If an attacker breaches your real world company servers, they can cause a lot of damage. No question. They can steal IP, records, etc etc etc. The examples are legion. You're right.

But if they breach your Colony dAPP? They own you. Not metaphorically. They take de facto ownership of whatever value you've created.

No matter how incredibly well you can hack eg. Apple, you can't ever take over total ownership and control. Even if you hacked the Exchanges and somehow reset all the records, even if you compromised key board members, etc etc in the real world we have recourse, we have liability, we have laws and courts and means to make claims and pursue remedies.

But on the Blockchain? All your Colony are belong to someone-else the moment you edge-case a smart contract.
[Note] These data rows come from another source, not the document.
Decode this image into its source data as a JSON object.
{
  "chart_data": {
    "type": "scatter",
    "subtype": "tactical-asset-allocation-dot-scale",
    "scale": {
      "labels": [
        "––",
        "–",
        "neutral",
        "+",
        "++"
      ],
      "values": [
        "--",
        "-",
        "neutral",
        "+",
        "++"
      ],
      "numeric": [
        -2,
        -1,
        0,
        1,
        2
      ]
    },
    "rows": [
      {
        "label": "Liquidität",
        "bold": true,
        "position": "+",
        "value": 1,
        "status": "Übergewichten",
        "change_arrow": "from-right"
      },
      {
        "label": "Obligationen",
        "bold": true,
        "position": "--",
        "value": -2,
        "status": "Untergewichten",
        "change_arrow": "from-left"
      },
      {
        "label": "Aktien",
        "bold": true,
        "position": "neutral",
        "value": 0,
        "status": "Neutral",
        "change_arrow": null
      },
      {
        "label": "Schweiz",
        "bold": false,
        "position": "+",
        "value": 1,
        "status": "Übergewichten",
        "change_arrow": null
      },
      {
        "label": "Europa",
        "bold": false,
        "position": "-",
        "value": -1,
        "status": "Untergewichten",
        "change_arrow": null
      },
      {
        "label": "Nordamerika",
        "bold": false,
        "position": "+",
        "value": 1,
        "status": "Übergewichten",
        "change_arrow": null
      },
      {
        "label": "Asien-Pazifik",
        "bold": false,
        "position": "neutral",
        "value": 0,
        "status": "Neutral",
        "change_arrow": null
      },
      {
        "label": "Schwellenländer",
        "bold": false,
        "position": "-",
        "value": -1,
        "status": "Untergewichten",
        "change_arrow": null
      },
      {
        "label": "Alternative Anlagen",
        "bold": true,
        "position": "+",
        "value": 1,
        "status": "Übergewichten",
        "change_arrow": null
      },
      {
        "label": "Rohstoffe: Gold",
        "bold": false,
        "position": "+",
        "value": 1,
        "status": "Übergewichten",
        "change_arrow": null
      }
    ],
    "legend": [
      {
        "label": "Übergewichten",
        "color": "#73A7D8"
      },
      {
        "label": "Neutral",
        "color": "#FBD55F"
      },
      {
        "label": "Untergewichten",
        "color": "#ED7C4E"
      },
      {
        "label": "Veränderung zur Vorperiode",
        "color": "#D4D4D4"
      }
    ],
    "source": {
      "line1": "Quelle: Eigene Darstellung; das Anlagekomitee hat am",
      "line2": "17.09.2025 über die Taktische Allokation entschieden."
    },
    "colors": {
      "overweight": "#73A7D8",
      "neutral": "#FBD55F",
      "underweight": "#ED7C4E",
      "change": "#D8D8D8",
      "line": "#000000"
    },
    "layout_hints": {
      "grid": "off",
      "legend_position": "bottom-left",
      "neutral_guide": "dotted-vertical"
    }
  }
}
Permanently. (Unless you can convince Vitalik et al to re-fork, case in moot point.) The equivalent would be if Apple ran a server that if you could figure out how to breach you could take ownership of Apple and total control of its operations.
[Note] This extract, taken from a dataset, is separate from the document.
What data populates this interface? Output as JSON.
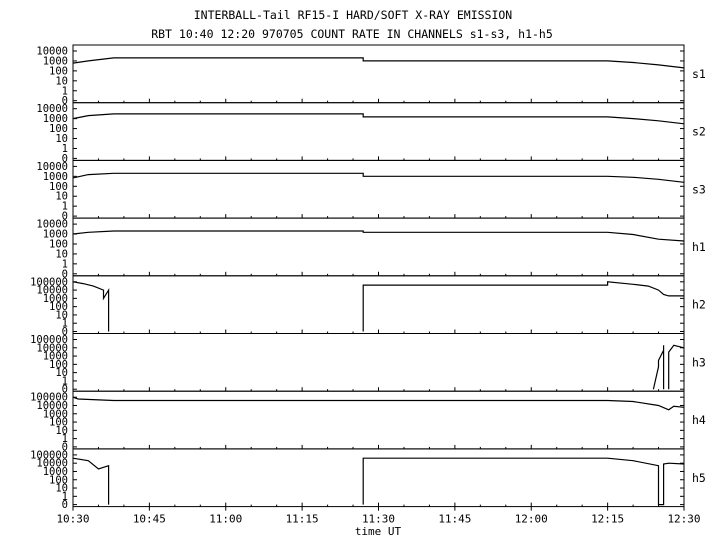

So, "what kind of answer would satisfy"? One in which the design did not fundamentally and existentially depend on no-one ever figuring out a combination to a lock that gave them total and immutable control of a store of ever increasing value.

> It really seems like the most appropriate response to this is indeed ¯\_(ツ)_/¯

Except, if you've ever been decently burned by a clause in a contract, you'll know that the actual felt response is not even close to ¯\_(ツ)_/¯

> What kind of answer would satisfy you?

In the real world, with an actual registered company/cooperative, you can call the police or sue people in court as a last resort. This is not possible in a distributed world, so a new kind of recourse needs to be invented, if that's even possible.

Not if they are large sophisticated state sponsored attacks.

I think we have to forego the stereotype of lone wolf havker (or at least not treat as the only hacker stereotype) when considering having a large population put their valuables into a single pot.

> If you're assuming blackhat success for any conceivable project/company/database regardless of security measures taken to prevent it, what would an appropriate response even look like? What kind of answer would satisfy you?

I do the same thing when I assume that there will be bugs in my production software, regardless of any security/testing and measures taken to prevent it. Why is this suddenly less likely when we're talking about a DAO?

The answer that satisfies would of course be you still have the power to revert things if necessary, which you've already provided, but I'd never for the life of me imagine disabling it.